Komisarz Ewelina Wrona, pracująca w biurze prasowym Policji Podkarpackiej, przekazała Polskiej Agencji Prasowej istotne informacje o tym zdarzeniu. Z jej słów wynika, że do tego niecodziennego incydentu doszło około godziny 19 w piątkowy wieczór na ulicy Staszica w Stalowej Woli. Zaznaczyła przy tym, że siły policyjne nie otrzymały żadnego zgłoszenia o zdarzeniu.
„Jednakże, po tym jak informacje o tym zdarzeniu rozprzestrzeniły się w mediach, policjanci udali się na miejsce zdarzenia. Nie zastali tam ani ciała kobiety, ani karawanu, ale świadkowie potwierdzili, że do takiego incydentu faktycznie doszło” – powiedziała Komisarz Wrona.
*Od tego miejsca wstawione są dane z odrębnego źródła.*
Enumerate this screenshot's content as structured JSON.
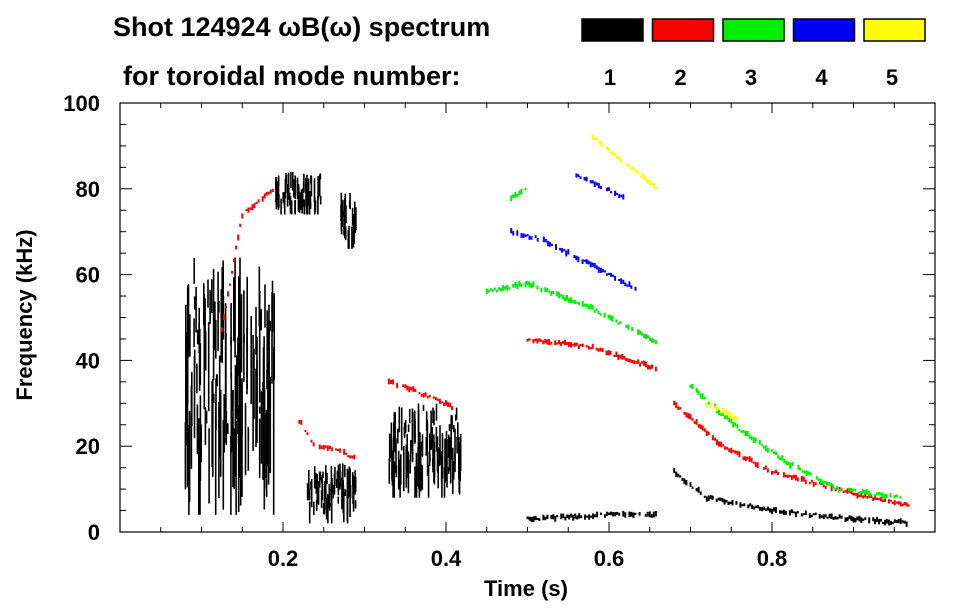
{
  "chart_data": {
    "type": "heatmap",
    "title_line1": "Shot 124924 ωB(ω) spectrum",
    "title_line2": "for toroidal mode number:",
    "xlabel": "Time (s)",
    "ylabel": "Frequency (kHz)",
    "xlim": [
      0.0,
      1.0
    ],
    "ylim": [
      0,
      100
    ],
    "xticks": [
      {
        "value": 0.2,
        "label": "0.2"
      },
      {
        "value": 0.4,
        "label": "0.4"
      },
      {
        "value": 0.6,
        "label": "0.6"
      },
      {
        "value": 0.8,
        "label": "0.8"
      }
    ],
    "yticks": [
      {
        "value": 0,
        "label": "0"
      },
      {
        "value": 20,
        "label": "20"
      },
      {
        "value": 40,
        "label": "40"
      },
      {
        "value": 60,
        "label": "60"
      },
      {
        "value": 80,
        "label": "80"
      },
      {
        "value": 100,
        "label": "100"
      }
    ],
    "legend": [
      {
        "n": "1",
        "color": "#000000"
      },
      {
        "n": "2",
        "color": "#ff0000"
      },
      {
        "n": "3",
        "color": "#00ee00"
      },
      {
        "n": "4",
        "color": "#0000ff"
      },
      {
        "n": "5",
        "color": "#ffff00"
      }
    ],
    "series": [
      {
        "mode": "1",
        "color": "#000000",
        "kind": "blob",
        "x": [
          0.08,
          0.19
        ],
        "y": [
          4,
          64
        ]
      },
      {
        "mode": "1",
        "color": "#000000",
        "kind": "blob",
        "x": [
          0.19,
          0.25
        ],
        "y": [
          74,
          84
        ]
      },
      {
        "mode": "1",
        "color": "#000000",
        "kind": "blob",
        "x": [
          0.23,
          0.29
        ],
        "y": [
          2,
          16
        ]
      },
      {
        "mode": "1",
        "color": "#000000",
        "kind": "blob",
        "x": [
          0.27,
          0.29
        ],
        "y": [
          66,
          80
        ]
      },
      {
        "mode": "1",
        "color": "#000000",
        "kind": "blob",
        "x": [
          0.33,
          0.42
        ],
        "y": [
          8,
          30
        ]
      },
      {
        "mode": "1",
        "color": "#000000",
        "kind": "line",
        "x": [
          0.68,
          0.72,
          0.8,
          0.9,
          0.97
        ],
        "y": [
          14,
          8,
          5,
          3,
          2
        ]
      },
      {
        "mode": "1",
        "color": "#000000",
        "kind": "line",
        "x": [
          0.5,
          0.6,
          0.66
        ],
        "y": [
          3,
          4,
          4
        ]
      },
      {
        "mode": "2",
        "color": "#ff0000",
        "kind": "line",
        "x": [
          0.12,
          0.15,
          0.19
        ],
        "y": [
          42,
          74,
          80
        ]
      },
      {
        "mode": "2",
        "color": "#ff0000",
        "kind": "line",
        "x": [
          0.22,
          0.24,
          0.27,
          0.29
        ],
        "y": [
          26,
          20,
          19,
          17
        ]
      },
      {
        "mode": "2",
        "color": "#ff0000",
        "kind": "line",
        "x": [
          0.33,
          0.36,
          0.41
        ],
        "y": [
          35,
          33,
          29
        ]
      },
      {
        "mode": "2",
        "color": "#ff0000",
        "kind": "line",
        "x": [
          0.5,
          0.58,
          0.66
        ],
        "y": [
          45,
          43,
          38
        ]
      },
      {
        "mode": "2",
        "color": "#ff0000",
        "kind": "line",
        "x": [
          0.68,
          0.74,
          0.8,
          0.9,
          0.97
        ],
        "y": [
          30,
          20,
          14,
          9,
          6
        ]
      },
      {
        "mode": "3",
        "color": "#00ee00",
        "kind": "line",
        "x": [
          0.45,
          0.5,
          0.58,
          0.66
        ],
        "y": [
          56,
          58,
          52,
          44
        ]
      },
      {
        "mode": "3",
        "color": "#00ee00",
        "kind": "line",
        "x": [
          0.48,
          0.5
        ],
        "y": [
          78,
          80
        ]
      },
      {
        "mode": "3",
        "color": "#00ee00",
        "kind": "line",
        "x": [
          0.7,
          0.76,
          0.82,
          0.88,
          0.96
        ],
        "y": [
          34,
          24,
          16,
          10,
          8
        ]
      },
      {
        "mode": "4",
        "color": "#0000ff",
        "kind": "line",
        "x": [
          0.48,
          0.52,
          0.58,
          0.64
        ],
        "y": [
          70,
          68,
          62,
          56
        ]
      },
      {
        "mode": "4",
        "color": "#0000ff",
        "kind": "line",
        "x": [
          0.56,
          0.62
        ],
        "y": [
          83,
          78
        ]
      },
      {
        "mode": "5",
        "color": "#ffff00",
        "kind": "line",
        "x": [
          0.58,
          0.62,
          0.66
        ],
        "y": [
          92,
          86,
          80
        ]
      },
      {
        "mode": "5",
        "color": "#ffff00",
        "kind": "line",
        "x": [
          0.72,
          0.76
        ],
        "y": [
          30,
          26
        ]
      }
    ]
  }
}
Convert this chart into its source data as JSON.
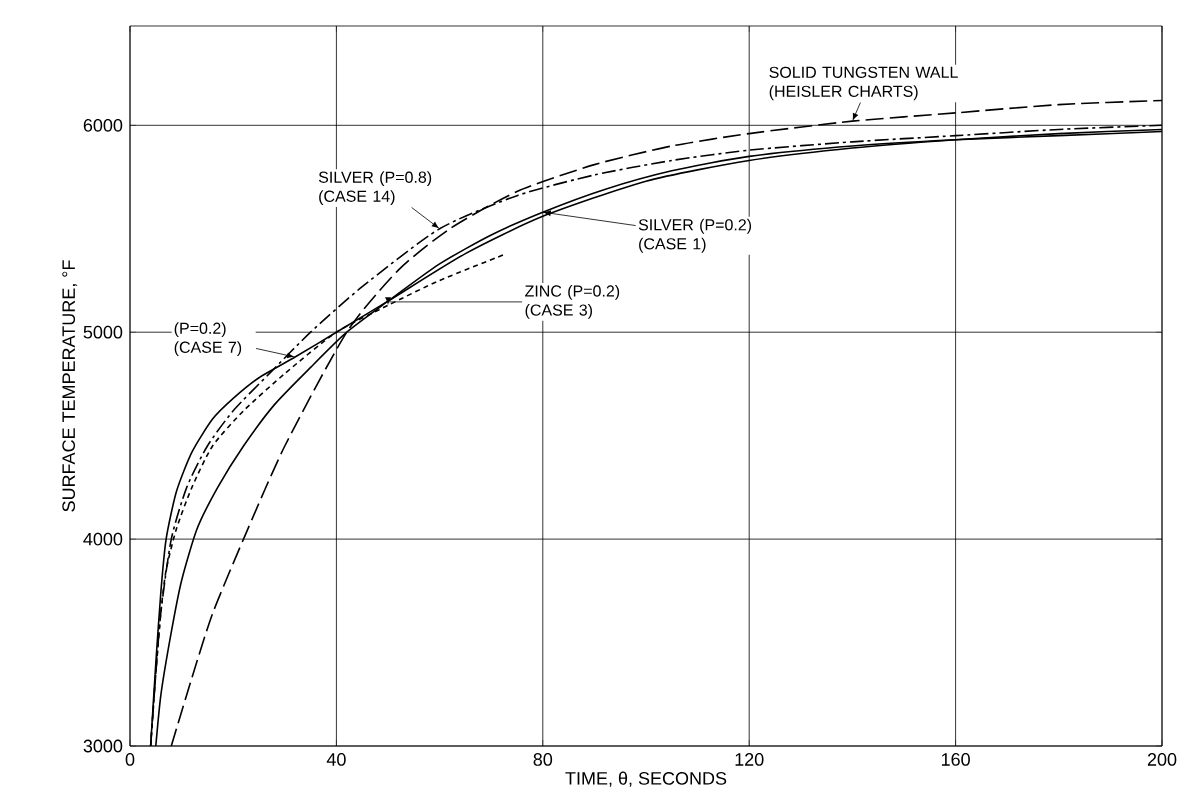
{
  "chart_data": {
    "type": "line",
    "xlabel": "TIME, θ, SECONDS",
    "ylabel": "SURFACE TEMPERATURE, °F",
    "xlim": [
      0,
      200
    ],
    "ylim": [
      3000,
      6480
    ],
    "xticks": [
      0,
      40,
      80,
      120,
      160,
      200
    ],
    "yticks": [
      3000,
      4000,
      5000,
      6000
    ],
    "grid": true,
    "series": [
      {
        "name": "SOLID TUNGSTEN WALL (HEISLER CHARTS)",
        "color": "#000000",
        "line_style": "dashed",
        "x": [
          8,
          12,
          16,
          22,
          30,
          42,
          52,
          62,
          75,
          90,
          105,
          120,
          140,
          160,
          180,
          200
        ],
        "values": [
          3000,
          3330,
          3640,
          4000,
          4450,
          5000,
          5300,
          5500,
          5680,
          5810,
          5900,
          5960,
          6020,
          6060,
          6100,
          6120
        ]
      },
      {
        "name": "SILVER (P=0.8) (CASE 14)",
        "color": "#000000",
        "line_style": "dashdot",
        "x": [
          4,
          5,
          6,
          8,
          11,
          15,
          20,
          27,
          35,
          45,
          60,
          75,
          90,
          105,
          120,
          140,
          160,
          180,
          200
        ],
        "values": [
          3000,
          3350,
          3650,
          4000,
          4250,
          4450,
          4620,
          4800,
          5000,
          5220,
          5500,
          5660,
          5760,
          5830,
          5880,
          5920,
          5950,
          5980,
          6000
        ]
      },
      {
        "name": "(P=0.2) (CASE 7)",
        "color": "#000000",
        "line_style": "solid",
        "x": [
          4,
          5,
          6,
          7,
          9,
          12,
          16,
          20,
          25,
          32,
          40,
          50,
          65,
          80,
          100,
          120,
          140,
          160,
          180,
          200
        ],
        "values": [
          3000,
          3400,
          3750,
          4000,
          4230,
          4420,
          4580,
          4680,
          4780,
          4880,
          5000,
          5150,
          5380,
          5560,
          5730,
          5830,
          5890,
          5930,
          5960,
          5980
        ]
      },
      {
        "name": "ZINC (P=0.2) (CASE 3)",
        "color": "#000000",
        "line_style": "dotted",
        "x": [
          4,
          5,
          6,
          7,
          9,
          12,
          16,
          22,
          30,
          40,
          50,
          60,
          73
        ],
        "values": [
          3000,
          3350,
          3650,
          3850,
          4050,
          4250,
          4450,
          4620,
          4800,
          5000,
          5130,
          5250,
          5380
        ]
      },
      {
        "name": "SILVER (P=0.2) (CASE 1)",
        "color": "#000000",
        "line_style": "solid",
        "x": [
          5,
          6,
          8,
          10,
          13,
          17,
          22,
          28,
          35,
          42,
          50,
          60,
          70,
          80,
          92,
          105,
          120,
          140,
          160,
          180,
          200
        ],
        "values": [
          3000,
          3250,
          3550,
          3800,
          4050,
          4250,
          4450,
          4650,
          4830,
          5000,
          5150,
          5330,
          5470,
          5580,
          5690,
          5780,
          5850,
          5900,
          5930,
          5950,
          5970
        ]
      }
    ]
  }
}
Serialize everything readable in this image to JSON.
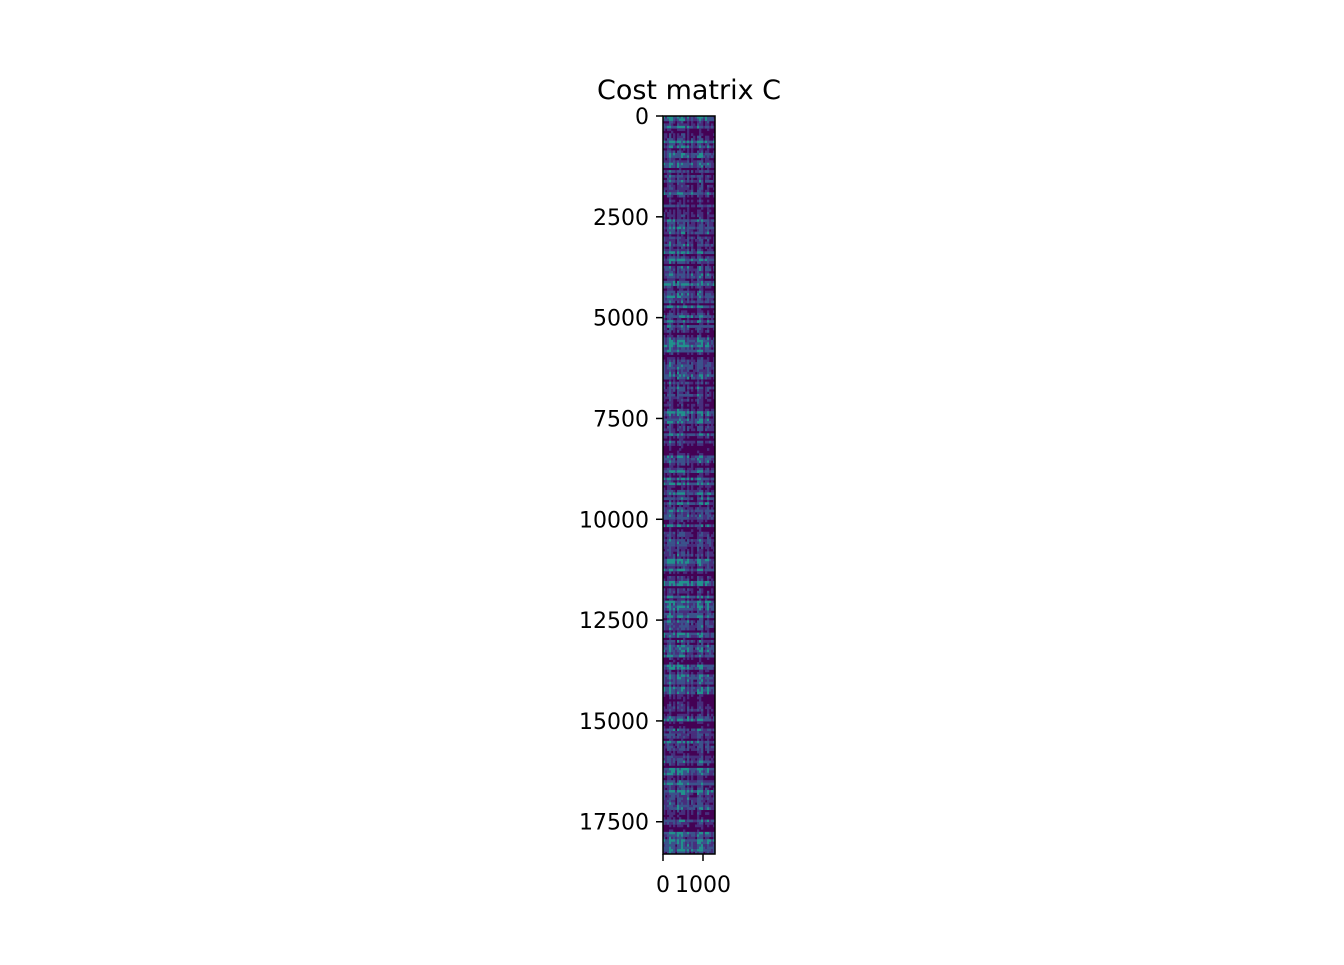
{
  "chart_data": {
    "type": "heatmap",
    "title": "Cost matrix C",
    "xlabel": "",
    "ylabel": "",
    "xlim": [
      0,
      1300
    ],
    "ylim": [
      18300,
      0
    ],
    "x_ticks": [
      0,
      1000
    ],
    "x_tick_labels": [
      "0",
      "1000"
    ],
    "y_ticks": [
      0,
      2500,
      5000,
      7500,
      10000,
      12500,
      15000,
      17500
    ],
    "y_tick_labels": [
      "0",
      "2500",
      "5000",
      "7500",
      "10000",
      "12500",
      "15000",
      "17500"
    ],
    "colormap": "viridis",
    "colors": {
      "low": "#440154",
      "mid": "#3b528b",
      "high": "#21918c"
    },
    "grid": false,
    "legend": "none"
  }
}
Obecnie, policjanci przeprowadzają czynności mające na celu wyjaśnienie szczegółów tego zdarzenia. Wśród nich jest przesłuchanie świadków. Jak dodała oficer Wrona, prowadzone jest również śledztwo w celu ustalenia, czy doszło do naruszenia art. 262 Kodeksu karnego, który mówi o zbezczeszczeniu zwłok. Za takie przestępstwo grozi kara do dwóch lat pozbawienia wolności.
Zwłoki wypadły z karawanu na jednej z ulic Stalowej Woli. Portal donosił, że mężczyzna jadący samochodem nagle zauważył na swojej szybie prześcieradło. „Zsunęło się ono moment później, ukazując leżącą na jezdni kobietę. Kierujący pojazdem początkowo myślał, że jest świadkiem wypadku drogowego, ale okazało się, że ciało kobiety było przewożone przez karawan, który je zgubił” – można przeczytać na stronie internetowej portalu.